The first printing of “Porsche 356 Guide to Do-It-Yourself Restoration” has sold out. The publisher had 1,500 copies printed expecting them to last two years. They sold in six months. The publisher is printing another 1,500.
While financial gain was not my motive in writing the book, it is great to recover my expenses. If you want a book as a Christmas gift I have some available and would be happy to sign it. Price is $24.95 plus $4.00 shipping and handling.
The new Shop Car is a ’57 Sunroof Coupe not a ’55. I confused it as it has the Pre A engine configuration with the small Solex carbs. For the Shop ’58 Cabriolet, we decided on a tan leather interior which came with the car rather than the original missing red interior. With a tan soft top this Meissen Blue Cabriolet should be a sharp looking 356.
Many, many parts were missing on the Cabriolet. The most fun was making a soft top frame out of two broken ones. Since the frame has a lot of aluminum we were unable to weld it and had to fabricate attachment points and missing parts. The ’58 Cab is almost complete and will be off to Autoweave in a few weeks.
BJ finished work on the ’57 Carrera and it will go to Don, the painter, when he is finished with Michael’s ’61 Coupe. Both these 356s will be silver.
BJ started on the smaller repairs on the Shop ’64 Coupe after I did the floor, thresholds and longitudinals. He is almost done with the metal work and will start on Scot’s ’55 Coupe.
Trevor is finishing up the brake and other work on the Irish Green Shop ’64 Coupe and we hope to put some miles on it before winter sets in.
I mentioned last month that we needed bumper over riders for the ’57 Carrera. I made some calls and they are very hard to find. Then I thought to check some early pictures of the 356. In a 1965 photograph of the Carrera in the St Paul Winter Carnival parade it had over riders. But then I checked photos sent to me by the grandson of the original owner. They were taken in Norway right after the 356 was picked up at the factory. It did not have over riders in the pictures. It also had hood straps which was not noted on the factory Kardex information. Also, the fog lights specified on the Kardex were not on the car. It is probable the owner made some changes at the factory. We have the original red leather seats for the Carrera and they have a lot of patina. Maybe too much to salvage but we will wait on an evaluation at Autoweave.
Barb and I will probably drive to Arizona for the Barrett-Jackson Auction in Scottsdale in late January. This year the event is five days with over 1,000 cars to be sold. Hopefully, some will be 356s. Bill Frey attended last year and said it was a great event. Info is available online at Barrett-Jackson.com and tickets can be purchased online before the end of December.

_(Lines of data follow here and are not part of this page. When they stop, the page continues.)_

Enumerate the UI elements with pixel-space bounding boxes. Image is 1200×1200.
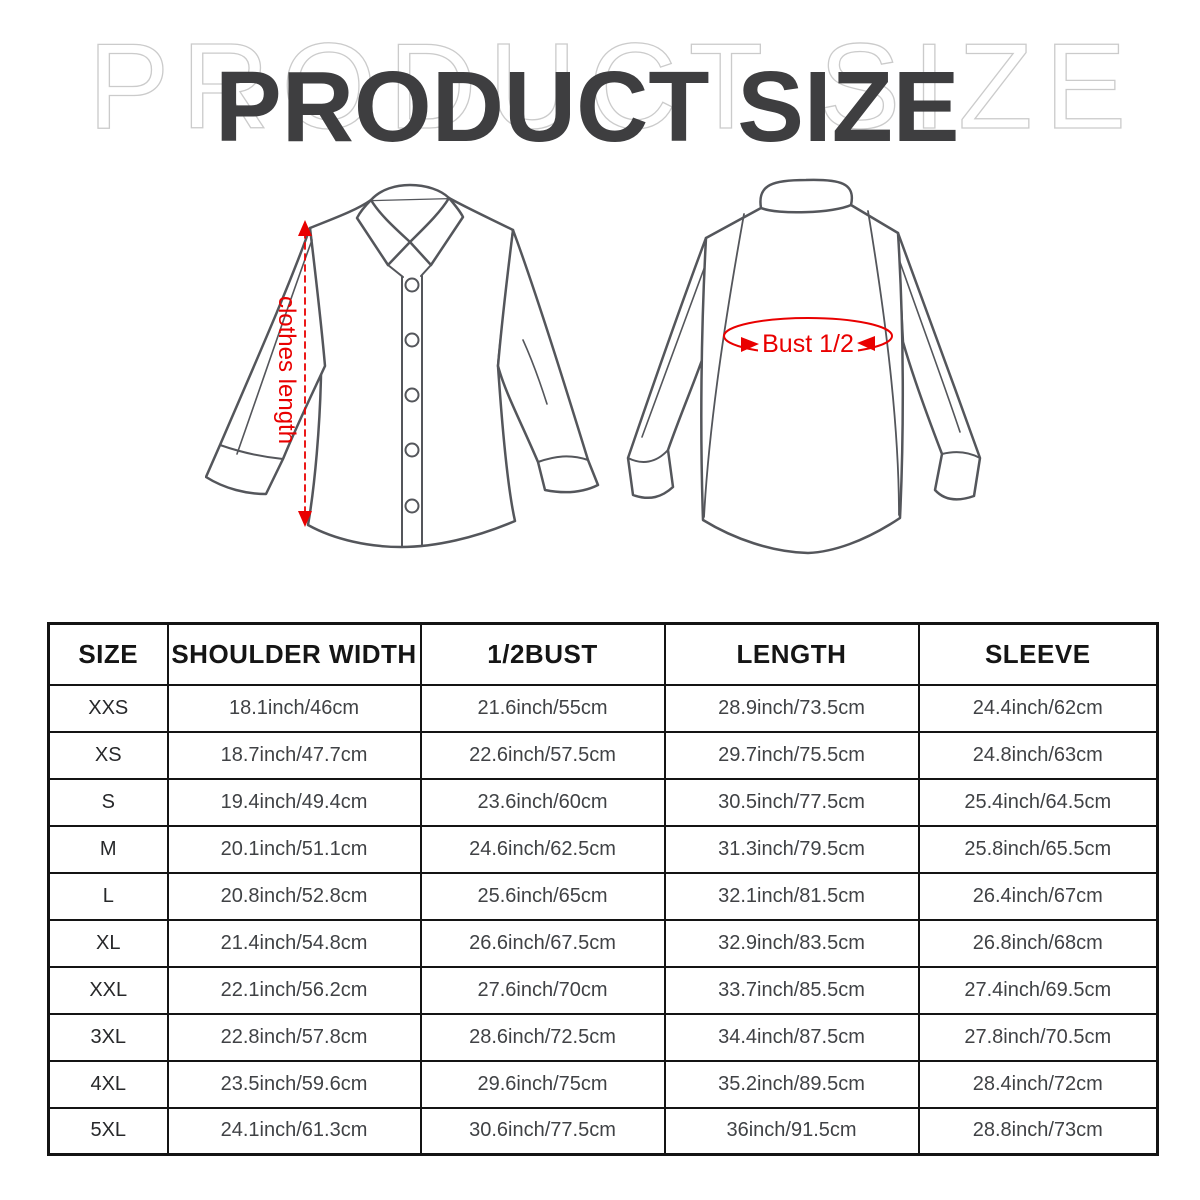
length-cell: 30.5inch/77.5cm bbox=[663, 777, 920, 827]
shoulder-width-cell: 19.4inch/49.4cm bbox=[166, 777, 422, 827]
length-cell: 36inch/91.5cm bbox=[663, 1106, 920, 1156]
length-cell: 31.3inch/79.5cm bbox=[663, 824, 920, 874]
sleeve-cell: 27.4inch/69.5cm bbox=[917, 965, 1159, 1015]
half-bust-cell: 27.6inch/70cm bbox=[419, 965, 666, 1015]
shirt-front-diagram: clothes length bbox=[205, 183, 600, 549]
size-cell: XXL bbox=[47, 965, 169, 1015]
column-header-shoulder-width: SHOULDER WIDTH bbox=[166, 622, 422, 686]
bust-ellipse bbox=[723, 317, 893, 356]
title-watermark: PRODUCT SIZE bbox=[87, 18, 1139, 154]
shoulder-width-cell: 23.5inch/59.6cm bbox=[166, 1059, 422, 1109]
size-cell: S bbox=[47, 777, 169, 827]
bust-arrow-right bbox=[857, 336, 875, 351]
sleeve-cell: 26.4inch/67cm bbox=[917, 871, 1159, 921]
size-cell: XS bbox=[47, 730, 169, 780]
clothes-length-arrow bbox=[298, 220, 312, 527]
table-row: M 20.1inch/51.1cm 24.6inch/62.5cm 31.3in… bbox=[47, 824, 1159, 874]
length-cell: 32.1inch/81.5cm bbox=[663, 871, 920, 921]
column-header-sleeve: SLEEVE bbox=[917, 622, 1159, 686]
size-cell: L bbox=[47, 871, 169, 921]
half-bust-cell: 30.6inch/77.5cm bbox=[419, 1106, 666, 1156]
size-cell: M bbox=[47, 824, 169, 874]
shoulder-width-cell: 18.7inch/47.7cm bbox=[166, 730, 422, 780]
length-cell: 35.2inch/89.5cm bbox=[663, 1059, 920, 1109]
length-cell: 34.4inch/87.5cm bbox=[663, 1012, 920, 1062]
length-cell: 33.7inch/85.5cm bbox=[663, 965, 920, 1015]
shoulder-width-cell: 21.4inch/54.8cm bbox=[166, 918, 422, 968]
sleeve-cell: 28.4inch/72cm bbox=[917, 1059, 1159, 1109]
half-bust-cell: 24.6inch/62.5cm bbox=[419, 824, 666, 874]
clothes-length-label: clothes length bbox=[273, 296, 300, 444]
size-cell: 5XL bbox=[47, 1106, 169, 1156]
size-cell: 4XL bbox=[47, 1059, 169, 1109]
sleeve-cell: 24.4inch/62cm bbox=[917, 683, 1159, 733]
shirt-back-diagram: Bust 1/2 bbox=[626, 178, 982, 555]
table-row: XS 18.7inch/47.7cm 22.6inch/57.5cm 29.7i… bbox=[47, 730, 1159, 780]
size-table: SIZE SHOULDER WIDTH 1/2BUST LENGTH SLEEV… bbox=[47, 622, 1159, 1156]
length-cell: 29.7inch/75.5cm bbox=[663, 730, 920, 780]
shoulder-width-cell: 22.8inch/57.8cm bbox=[166, 1012, 422, 1062]
table-row: S 19.4inch/49.4cm 23.6inch/60cm 30.5inch… bbox=[47, 777, 1159, 827]
sleeve-cell: 25.4inch/64.5cm bbox=[917, 777, 1159, 827]
half-bust-cell: 21.6inch/55cm bbox=[419, 683, 666, 733]
sleeve-cell: 28.8inch/73cm bbox=[917, 1106, 1159, 1156]
half-bust-cell: 26.6inch/67.5cm bbox=[419, 918, 666, 968]
shoulder-width-cell: 22.1inch/56.2cm bbox=[166, 965, 422, 1015]
table-row: XXL 22.1inch/56.2cm 27.6inch/70cm 33.7in… bbox=[47, 965, 1159, 1015]
bust-label: Bust 1/2 bbox=[762, 330, 854, 358]
shirt-back-outline bbox=[626, 178, 982, 555]
table-row: XL 21.4inch/54.8cm 26.6inch/67.5cm 32.9i… bbox=[47, 918, 1159, 968]
sleeve-cell: 24.8inch/63cm bbox=[917, 730, 1159, 780]
shoulder-width-cell: 24.1inch/61.3cm bbox=[166, 1106, 422, 1156]
shirt-front-outline bbox=[205, 183, 600, 549]
shoulder-width-cell: 20.1inch/51.1cm bbox=[166, 824, 422, 874]
table-row: 4XL 23.5inch/59.6cm 29.6inch/75cm 35.2in… bbox=[47, 1059, 1159, 1109]
half-bust-cell: 25.6inch/65cm bbox=[419, 871, 666, 921]
page-title: PRODUCT SIZE bbox=[215, 51, 960, 163]
sleeve-cell: 27.8inch/70.5cm bbox=[917, 1012, 1159, 1062]
column-header-half-bust: 1/2BUST bbox=[419, 622, 666, 686]
half-bust-cell: 22.6inch/57.5cm bbox=[419, 730, 666, 780]
column-header-length: LENGTH bbox=[663, 622, 920, 686]
half-bust-cell: 23.6inch/60cm bbox=[419, 777, 666, 827]
size-cell: XL bbox=[47, 918, 169, 968]
table-row: 5XL 24.1inch/61.3cm 30.6inch/77.5cm 36in… bbox=[47, 1106, 1159, 1156]
column-header-size: SIZE bbox=[47, 622, 169, 686]
size-cell: 3XL bbox=[47, 1012, 169, 1062]
half-bust-cell: 28.6inch/72.5cm bbox=[419, 1012, 666, 1062]
size-table-body: XXS 18.1inch/46cm 21.6inch/55cm 28.9inch… bbox=[47, 683, 1159, 1156]
size-cell: XXS bbox=[47, 683, 169, 733]
table-row: L 20.8inch/52.8cm 25.6inch/65cm 32.1inch… bbox=[47, 871, 1159, 921]
sleeve-cell: 26.8inch/68cm bbox=[917, 918, 1159, 968]
size-table-header: SIZE SHOULDER WIDTH 1/2BUST LENGTH SLEEV… bbox=[47, 622, 1159, 686]
shoulder-width-cell: 18.1inch/46cm bbox=[166, 683, 422, 733]
length-cell: 28.9inch/73.5cm bbox=[663, 683, 920, 733]
half-bust-cell: 29.6inch/75cm bbox=[419, 1059, 666, 1109]
length-cell: 32.9inch/83.5cm bbox=[663, 918, 920, 968]
sleeve-cell: 25.8inch/65.5cm bbox=[917, 824, 1159, 874]
table-row: XXS 18.1inch/46cm 21.6inch/55cm 28.9inch… bbox=[47, 683, 1159, 733]
table-row: 3XL 22.8inch/57.8cm 28.6inch/72.5cm 34.4… bbox=[47, 1012, 1159, 1062]
shoulder-width-cell: 20.8inch/52.8cm bbox=[166, 871, 422, 921]
bust-arrow-left bbox=[741, 337, 759, 352]
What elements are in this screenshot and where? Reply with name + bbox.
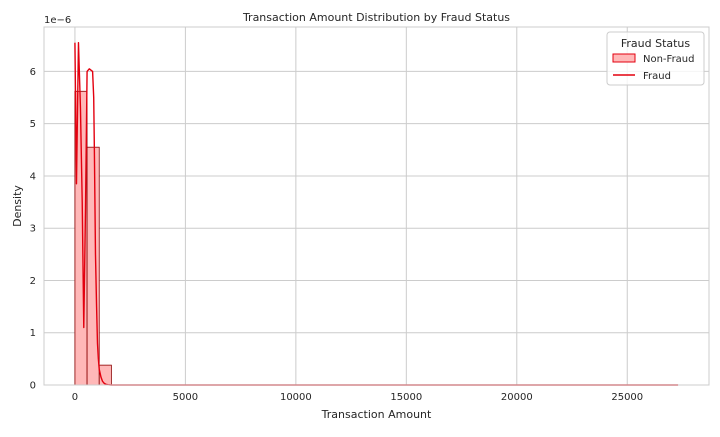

Barb and I are also registered for the Gulf Coast Holiday, April 7-10 in Boerne, Texas (pronounced “Bernie”). Boerne is not far from San Antonio and the event will include a special tour of the Alamo site and dinner on the River Walk. (I wonder if my old barracks from my days at Officer Training School is still at Lackland AFB). The registration packet is available at www.356.cc or contact David Wildrick at 713-218-9686.
BJ and I will miss the Anaheim Swap Meet in early February. This year it is in Long Beach as the Anaheim site is not available. It has been expanded to cover all European sports cars not just Porsches. Barb and I will take vacation again on Maui. Aloha.
Some of you may experience a gasoline smell after you park your 355 in the garage. To avoid this, drive into the garage, leave the garage door open, turn your fuel petcock off (counter clockwise to Zu) and let the engine die of fuel starvation.
This procedure guarantees no gasoline smell and also keeps fuel from sitting in the carbs and fuel lines.
As mentioned previously, today’s gasoline with additives is harmful to the 356 fuel system.
With a dry system the 356 will take longer to start unless you install an electric fuel pump. Any mechanic (or you) can install one. One installation is shown in the Technical section of the 356 Registry website. Don’t forget to turn your fuel petcock back on after starting. To remind yourself that the petcock is off, pull your sun visor down. We are in the habit of turning off the fuel petcock even when stopping the car for a short while. With gas still in the fuel lines but the petcock off, the 356 will start but only go a few blocks before running out of gas. A great thief deterrent. If traveling, take a car cover to disguise your 356 at motel stops. It will look like a Volkswagen.